When two complete sentences are joined by a comma, and there is no conjunction present, we get a comma splice.

Incorrect: She decided not to contribute to the project anymore, she had done her share of the work.

Correcting the Problem

These are closely related sentences, but each of them completes a thought; therefore, they either need a period, a semicolon, or a comma with a conjunction between them.

Rule to Remember

A comma splice occurs when two complete sentences are joined by a comma, and there is no conjunction present.

Correct: She decided not to contribute to the project anymore. She had done her share of the work.
Correct: She decided not to contribute to the project anymore; she had done her share of the work.

Comma splices can be avoided by using

- a period between two complete sentences

Incorrect: A Minneapolis bridge collapsed last night, several people were reported missing.
Correct: A Minneapolis bridge collapsed last night. Several people were reported missing.

- a semicolon between two complete sentences

Incorrect: I got up late this morning, I missed my interview. I was having a terrible day!
Correct: I got up late this morning; I missed my interview. I was having a terrible day!

- a conjunction (either coordinating or subordinating)

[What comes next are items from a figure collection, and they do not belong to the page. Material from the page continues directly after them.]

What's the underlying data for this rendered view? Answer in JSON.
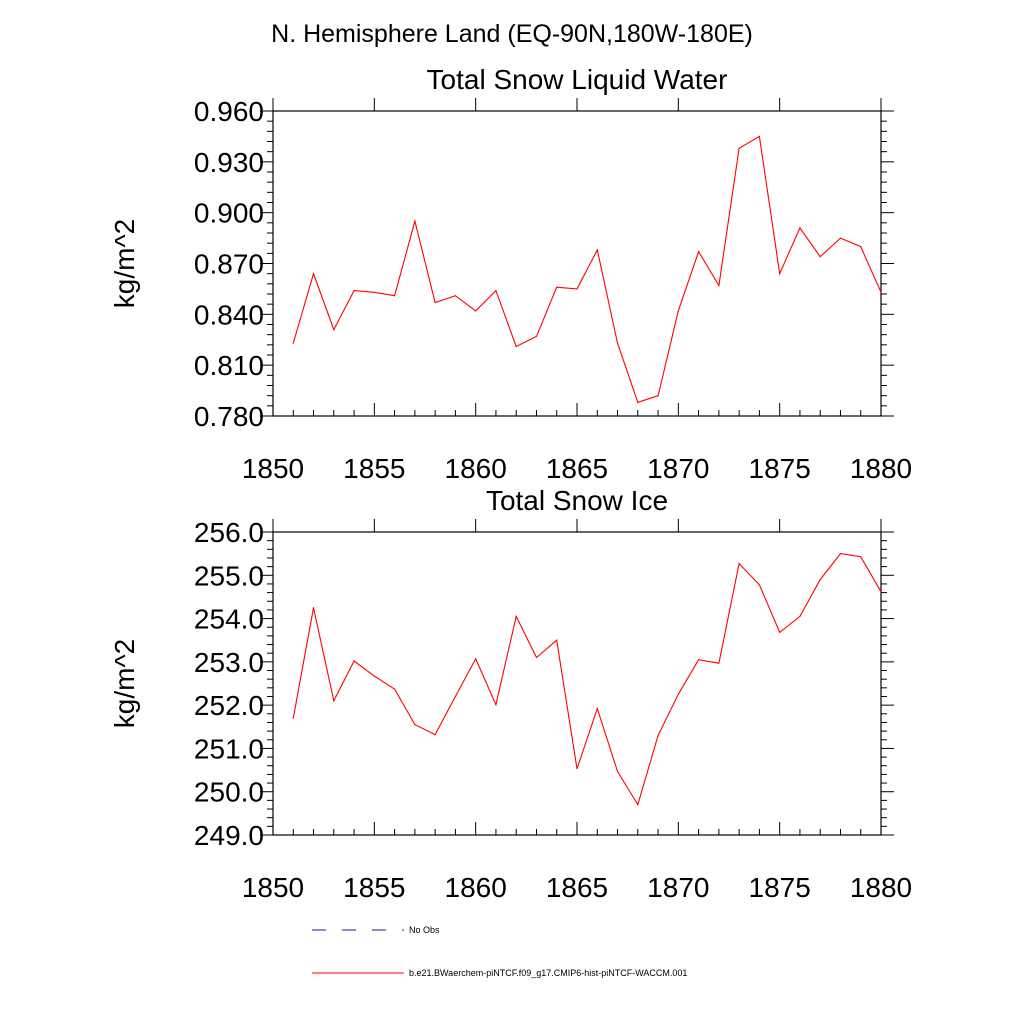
{
  "header": {
    "main_title": "N. Hemisphere Land (EQ-90N,180W-180E)"
  },
  "legend": {
    "obs_label": "No Obs",
    "model_label": "b.e21.BWaerchem-piNTCF.f09_g17.CMIP6-hist-piNTCF-WACCM.001"
  },
  "colors": {
    "series": "#ff0000",
    "obs": "#1a1a8c",
    "axis": "#000000"
  },
  "chart_data": [
    {
      "type": "line",
      "title": "Total Snow Liquid Water",
      "xlabel": "",
      "ylabel": "kg/m^2",
      "xlim": [
        1850,
        1880
      ],
      "ylim": [
        0.78,
        0.96
      ],
      "xticks": [
        "1850",
        "1855",
        "1860",
        "1865",
        "1870",
        "1875",
        "1880"
      ],
      "yticks": [
        "0.780",
        "0.810",
        "0.840",
        "0.870",
        "0.900",
        "0.930",
        "0.960"
      ],
      "series": [
        {
          "name": "b.e21.BWaerchem-piNTCF.f09_g17.CMIP6-hist-piNTCF-WACCM.001",
          "x": [
            1851,
            1852,
            1853,
            1854,
            1855,
            1856,
            1857,
            1858,
            1859,
            1860,
            1861,
            1862,
            1863,
            1864,
            1865,
            1866,
            1867,
            1868,
            1869,
            1870,
            1871,
            1872,
            1873,
            1874,
            1875,
            1876,
            1877,
            1878,
            1879,
            1880
          ],
          "y": [
            0.823,
            0.864,
            0.831,
            0.854,
            0.853,
            0.851,
            0.895,
            0.847,
            0.851,
            0.842,
            0.854,
            0.821,
            0.827,
            0.856,
            0.855,
            0.878,
            0.823,
            0.788,
            0.792,
            0.842,
            0.877,
            0.857,
            0.938,
            0.945,
            0.864,
            0.891,
            0.874,
            0.885,
            0.88,
            0.853
          ]
        }
      ]
    },
    {
      "type": "line",
      "title": "Total Snow Ice",
      "xlabel": "",
      "ylabel": "kg/m^2",
      "xlim": [
        1850,
        1880
      ],
      "ylim": [
        249.0,
        256.0
      ],
      "xticks": [
        "1850",
        "1855",
        "1860",
        "1865",
        "1870",
        "1875",
        "1880"
      ],
      "yticks": [
        "249.0",
        "250.0",
        "251.0",
        "252.0",
        "253.0",
        "254.0",
        "255.0",
        "256.0"
      ],
      "series": [
        {
          "name": "b.e21.BWaerchem-piNTCF.f09_g17.CMIP6-hist-piNTCF-WACCM.001",
          "x": [
            1851,
            1852,
            1853,
            1854,
            1855,
            1856,
            1857,
            1858,
            1859,
            1860,
            1861,
            1862,
            1863,
            1864,
            1865,
            1866,
            1867,
            1868,
            1869,
            1870,
            1871,
            1872,
            1873,
            1874,
            1875,
            1876,
            1877,
            1878,
            1879,
            1880
          ],
          "y": [
            251.7,
            254.25,
            252.1,
            253.02,
            252.67,
            252.37,
            251.55,
            251.32,
            252.2,
            253.07,
            252.01,
            254.05,
            253.1,
            253.5,
            250.53,
            251.92,
            250.47,
            249.7,
            251.3,
            252.25,
            253.05,
            252.97,
            255.27,
            254.78,
            253.68,
            254.05,
            254.9,
            255.5,
            255.43,
            254.62
          ]
        }
      ]
    }
  ]
}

Incorrect: I am going out of town tomorrow, need to visit my grandmother.
Correct: I am going out of town tomorrow because I need to visit my grandmother.

Rule to Remember

A comma splice can be corrected with:
- a period;
- a semicolon;
- a conjunction;
- a semicolon and a transitional word.

- a semicolon and a transitional word followed by a comma

Incorrect: Our team completed the group project, haven't submitted it yet.
Correct: Our team completed the group project; however, we haven't submitted it yet.
Correct: Our team completed the group project. However, we haven't submitted it yet.